Mantenha o acidentado deitado e em repouso, o esforço ou a locomoção própria vai facilitar a absorção do veneno e agravar o estado de saúde do acidentado.

Levar o acidentado o mais rápido possível ao atendimento médico.

Se o acidente for com uma Coral , enquanto a vítima vai sendo levada ao atendimento, é interessante que se enrole por toda a extensão do membro afetado, uma bandagem compressiva, começando pelo local da ofensa e subindo para o restante do membro, tão apertado quanto se fosse para enfaixar um tornozelo deslocado. Esta medida, que não impede totalmente a circulação de sangue pelo membro, irá retardar a absorção sistêmica do veneno, dando ao acidentado mais tempo para ser atendido pelo médico

Por fim, procure saber em sua região qual o posto de saúde ou Hospital que está capacitado para fazer este tipo de atendimento

Técnicas de captura de serpentes venenosas:

Basicamente existem dois pontos fundamentais que devem ser levados em conta quando se faz necessário capturar uma serpente venenosa:

Equipamentos adequados.

Respeito ao animal.

Vale lembrar mais uma vez que em momento algum se colocará as mão no animal.

Vale lembrar também, as leis de proteção aos animais existentes. Tecnicamente é proibido a caça de animais de nossa fauna mas o IBAMA entende que se esta captura, quando necessária , for feita com o intuito de se encaminhar estes animais às instituições por esta autorizada, constitui-se um ato legítimo.

Fundamentalmente são necessários dois equipamentos para se capturar uma serpente, além dos itens de segurança anteriormente descritos:

O gancho:

gancho

Instrumento confeccionado com um cabo de vassoura de aproximadamente 1,5 metros tendo em sua extremidade um gancho que irá suspender o animal.

Caixa para aprisionamento do animal:

Podem ser confeccionada de plástico ou de madeira, devem ter travas para evitar a fuga destes animais, devem possuir também, orifícios de ventilação, bem pequenos de preferência na tampa da caixa.

A técnica é bem simples: Com a caixa já preparada e aberta no chão, você irá passar o gancho por debaixo do corpo da serpente e suspende-la do chão.
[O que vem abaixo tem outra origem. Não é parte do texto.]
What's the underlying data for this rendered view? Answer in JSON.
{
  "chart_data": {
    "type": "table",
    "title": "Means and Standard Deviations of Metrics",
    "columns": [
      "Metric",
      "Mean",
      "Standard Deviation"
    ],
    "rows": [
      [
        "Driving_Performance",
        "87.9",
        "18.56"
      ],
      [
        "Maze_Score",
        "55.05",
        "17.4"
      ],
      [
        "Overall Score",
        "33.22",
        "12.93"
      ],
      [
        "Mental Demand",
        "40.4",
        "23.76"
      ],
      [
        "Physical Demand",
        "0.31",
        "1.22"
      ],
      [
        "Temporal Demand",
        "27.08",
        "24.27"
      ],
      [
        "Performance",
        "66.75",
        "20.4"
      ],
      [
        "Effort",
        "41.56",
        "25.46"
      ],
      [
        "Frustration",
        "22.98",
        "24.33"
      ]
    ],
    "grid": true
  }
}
Levá-la até a caixa, coloca-la dentro e com próprio gancho, fechar a tampa. Pronto você acaba de prender um “monstro tão perigoso” !!!

Mas perceba que a todo instante você nunca esteve a menos de um metro e meio de distancia de serpente, ao mesmo tempo não precisou laçar a cabeça dela nem agredi-la de forma alguma, com isto ela está na defensiva mas não está apavorada tentando desesperadamente fugir ou atacar. Isto é respeito ao animal e segurança a você. Agora certifique-se que a caixa está bem fechada, e guarde-a em um lugar seguro e abrigado do calor ou frio excessivo. Não ponha a caixa no sol nem em interior de veículo exposto ao sol. Não se preocupe com alimentação pois estes animais podem ficar até meses sem comida e se for necessário ficar com o animal mais de uma semana, coloque cerca de 1 centímetro de água no fundo da caixa por uma hora, uma vez a cada 3 dia. Para isto, não abra a caixa. Encha-a pelos furos da tampa e depois a esvazie pelos mesmos furos.

Excepcionalmente, quando lidamos com algumas corais, elas costumam não parar no gancho, dificultando a sua captura. Podemos então captura-las com uma garrafa plástica presa na ponta de um bastão. Para tanto basta coloca-la à frente destas serpentes que elas instintivamente achando que se trata de uma toca, entrarão dentro. Levante a garrafa, tampe-a e faça pequenos furos de ventilação.

Considerações finais:

Como se pode perceber ao final deste artigo, as serpentes não são os vilões que dizem por aí, são animais admiráveis e extremamente adaptados ao seu meio ambiente. O segredo de uma boa convivência com estes animais é a preservação de um meio-ambiente sadio e equilibrado. Procure sempre incentivar o conhecimento e a valorização de todas as formas de vida, pois um dia até as serpentes podem ser úteis a você.